Başörtüsü yasağı sadece bir öğrenci sorunu değildir. Hele hele yalnızca başörtülü öğrencilerin sorunu hiç değildir. Başörtüsü yasağı "ben müslümanım" diyen herkesin sorunudur. Başörtüsü yasağı kampus içlerinde yapılan öğrenci eylemlilikleriyle geçiştirilmemelidir. Halk yasaktan haberdar kılınmalı, halkın başörtüsü yasağına karşı tepkisini gösterebileceği uygun kanallar oluşturulmalıdır. İnsanlar, hukuk dışı ve zorba bir uygulama olan başörtüsü yasağına karşı gösterecekleri tepkileri özgüven içerisinde, meşru bir zeminde anlamlandırmalı, polis fobisi ve gözaltı nedeniyle anlamsız bir korkuya kapılmamalıdırlar.
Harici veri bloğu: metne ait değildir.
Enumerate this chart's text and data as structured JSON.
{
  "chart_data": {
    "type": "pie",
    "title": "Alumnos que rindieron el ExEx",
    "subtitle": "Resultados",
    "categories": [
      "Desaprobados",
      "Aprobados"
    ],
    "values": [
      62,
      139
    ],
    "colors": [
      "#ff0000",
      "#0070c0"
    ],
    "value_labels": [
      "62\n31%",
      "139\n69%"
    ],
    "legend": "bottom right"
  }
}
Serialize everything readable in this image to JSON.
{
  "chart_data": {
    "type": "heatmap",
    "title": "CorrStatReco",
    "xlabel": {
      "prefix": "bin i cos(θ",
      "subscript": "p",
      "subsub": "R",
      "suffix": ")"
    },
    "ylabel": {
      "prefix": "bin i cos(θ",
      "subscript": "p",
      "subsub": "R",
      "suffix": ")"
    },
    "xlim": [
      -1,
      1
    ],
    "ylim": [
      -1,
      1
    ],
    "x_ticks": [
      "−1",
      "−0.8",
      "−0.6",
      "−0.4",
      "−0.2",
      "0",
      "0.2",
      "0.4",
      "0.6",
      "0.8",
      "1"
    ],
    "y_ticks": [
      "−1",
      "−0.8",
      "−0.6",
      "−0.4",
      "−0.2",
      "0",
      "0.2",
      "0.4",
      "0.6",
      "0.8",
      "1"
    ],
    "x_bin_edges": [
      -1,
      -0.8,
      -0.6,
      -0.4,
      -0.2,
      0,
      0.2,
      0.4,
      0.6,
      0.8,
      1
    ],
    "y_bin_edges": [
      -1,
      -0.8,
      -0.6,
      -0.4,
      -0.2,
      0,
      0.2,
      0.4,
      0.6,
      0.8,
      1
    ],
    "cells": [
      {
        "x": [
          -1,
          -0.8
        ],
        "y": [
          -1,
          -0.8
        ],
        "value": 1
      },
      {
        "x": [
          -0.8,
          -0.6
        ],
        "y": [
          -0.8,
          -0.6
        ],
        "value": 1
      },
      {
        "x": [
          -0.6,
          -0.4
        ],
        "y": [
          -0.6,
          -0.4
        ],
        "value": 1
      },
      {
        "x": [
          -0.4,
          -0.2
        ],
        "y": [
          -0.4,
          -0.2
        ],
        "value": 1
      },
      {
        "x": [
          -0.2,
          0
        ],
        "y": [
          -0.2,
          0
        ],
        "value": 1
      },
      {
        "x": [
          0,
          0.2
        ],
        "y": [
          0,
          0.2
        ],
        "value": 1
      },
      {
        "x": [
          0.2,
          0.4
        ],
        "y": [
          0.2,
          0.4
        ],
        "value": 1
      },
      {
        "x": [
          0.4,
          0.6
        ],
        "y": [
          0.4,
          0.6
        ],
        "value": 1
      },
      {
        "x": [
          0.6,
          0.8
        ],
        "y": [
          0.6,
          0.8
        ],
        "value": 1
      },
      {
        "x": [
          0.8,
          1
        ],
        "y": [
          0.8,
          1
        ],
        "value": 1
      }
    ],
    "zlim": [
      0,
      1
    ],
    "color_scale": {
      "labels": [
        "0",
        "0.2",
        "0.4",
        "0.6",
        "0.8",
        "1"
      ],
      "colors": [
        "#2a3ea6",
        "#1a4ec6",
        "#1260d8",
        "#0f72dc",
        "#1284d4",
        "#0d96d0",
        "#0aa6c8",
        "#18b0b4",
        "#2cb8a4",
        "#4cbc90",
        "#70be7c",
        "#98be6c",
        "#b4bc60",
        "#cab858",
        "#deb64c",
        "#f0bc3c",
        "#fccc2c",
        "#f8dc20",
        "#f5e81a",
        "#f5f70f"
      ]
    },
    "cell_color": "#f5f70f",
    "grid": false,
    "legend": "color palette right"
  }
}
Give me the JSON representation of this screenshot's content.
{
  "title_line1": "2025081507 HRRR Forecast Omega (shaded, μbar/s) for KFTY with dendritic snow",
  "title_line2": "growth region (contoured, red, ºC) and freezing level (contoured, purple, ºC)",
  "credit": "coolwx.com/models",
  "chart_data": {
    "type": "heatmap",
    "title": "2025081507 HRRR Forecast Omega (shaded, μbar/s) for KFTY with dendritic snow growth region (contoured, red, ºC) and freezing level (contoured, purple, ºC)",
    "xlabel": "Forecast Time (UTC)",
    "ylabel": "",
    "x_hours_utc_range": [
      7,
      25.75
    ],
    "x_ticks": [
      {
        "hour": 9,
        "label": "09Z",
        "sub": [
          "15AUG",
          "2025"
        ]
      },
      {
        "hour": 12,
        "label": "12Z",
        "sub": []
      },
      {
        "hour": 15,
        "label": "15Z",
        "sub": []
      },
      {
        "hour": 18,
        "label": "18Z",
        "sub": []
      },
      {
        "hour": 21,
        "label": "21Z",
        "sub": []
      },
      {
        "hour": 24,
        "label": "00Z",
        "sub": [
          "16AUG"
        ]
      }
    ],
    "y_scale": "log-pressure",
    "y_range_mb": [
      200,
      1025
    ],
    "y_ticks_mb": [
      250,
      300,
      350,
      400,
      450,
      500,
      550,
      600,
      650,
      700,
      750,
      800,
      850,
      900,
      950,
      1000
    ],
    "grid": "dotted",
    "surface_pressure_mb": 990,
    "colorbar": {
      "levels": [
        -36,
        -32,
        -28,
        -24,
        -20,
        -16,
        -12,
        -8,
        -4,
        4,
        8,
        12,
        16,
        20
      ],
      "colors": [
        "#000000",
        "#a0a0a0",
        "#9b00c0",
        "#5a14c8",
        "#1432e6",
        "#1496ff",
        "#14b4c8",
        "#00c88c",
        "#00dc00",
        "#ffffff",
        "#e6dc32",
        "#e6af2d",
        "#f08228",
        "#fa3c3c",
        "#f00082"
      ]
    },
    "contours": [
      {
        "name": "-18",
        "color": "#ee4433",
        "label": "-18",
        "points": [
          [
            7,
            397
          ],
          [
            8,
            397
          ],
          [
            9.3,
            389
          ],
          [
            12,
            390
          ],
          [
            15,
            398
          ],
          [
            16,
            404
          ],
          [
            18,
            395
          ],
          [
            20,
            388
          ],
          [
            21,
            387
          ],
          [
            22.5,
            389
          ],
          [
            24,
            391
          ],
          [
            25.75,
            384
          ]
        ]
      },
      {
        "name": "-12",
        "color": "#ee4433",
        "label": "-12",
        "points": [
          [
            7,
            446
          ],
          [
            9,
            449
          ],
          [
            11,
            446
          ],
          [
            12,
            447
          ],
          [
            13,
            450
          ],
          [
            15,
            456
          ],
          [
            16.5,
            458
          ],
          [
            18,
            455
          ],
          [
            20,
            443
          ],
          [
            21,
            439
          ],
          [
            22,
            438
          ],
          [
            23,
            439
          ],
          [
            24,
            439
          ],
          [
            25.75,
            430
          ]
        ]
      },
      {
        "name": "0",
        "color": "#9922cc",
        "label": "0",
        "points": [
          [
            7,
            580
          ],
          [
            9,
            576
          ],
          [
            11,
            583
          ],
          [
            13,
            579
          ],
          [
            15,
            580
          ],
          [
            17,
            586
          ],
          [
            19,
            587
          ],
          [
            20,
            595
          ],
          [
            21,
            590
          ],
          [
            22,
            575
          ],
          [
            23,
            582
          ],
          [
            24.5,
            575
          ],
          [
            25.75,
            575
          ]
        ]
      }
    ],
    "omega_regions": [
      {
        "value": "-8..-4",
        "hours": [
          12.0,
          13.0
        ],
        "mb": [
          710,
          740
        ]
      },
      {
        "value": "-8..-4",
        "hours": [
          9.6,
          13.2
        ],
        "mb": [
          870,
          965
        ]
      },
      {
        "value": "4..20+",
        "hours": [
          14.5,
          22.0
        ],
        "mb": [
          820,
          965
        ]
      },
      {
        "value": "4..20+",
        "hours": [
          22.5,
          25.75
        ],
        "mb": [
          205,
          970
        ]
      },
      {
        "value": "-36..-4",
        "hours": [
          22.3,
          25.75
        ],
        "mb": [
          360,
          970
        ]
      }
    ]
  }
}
Yasağın uygulandığı her yerde yoğun bir çözülme yaşansa da, az sayıda da olsa direnen bir nesil mevcut. Başörtülerinin ne anlama geldiğini çok iyi bilen bu nesil, ne başörtülerini açıp onurunu ve kimliğini bırakıyor, ne de baskılar karşısında sinip geri dönüyor. Başörtüleriyle sınıfta, kampüste, sokakta varolma mücadelesi yürütüyor. İslami mücadelenin geleceğini inşa edecek nesil bu direnen insanlardan oluşmaktadır. Bir avuç da olsa, bu direnişçi gençlerin varlığı önemsenmeli ve bu damarın kurumasına izin verilmemeli. Bilakis bu gençlerin yetişmesine dönük fikri ve fiziki imkanlar oluşturulmalıdır. Kur'an Neslinin bu nüvelerden teşekkül edeceğini unutmamalıyız.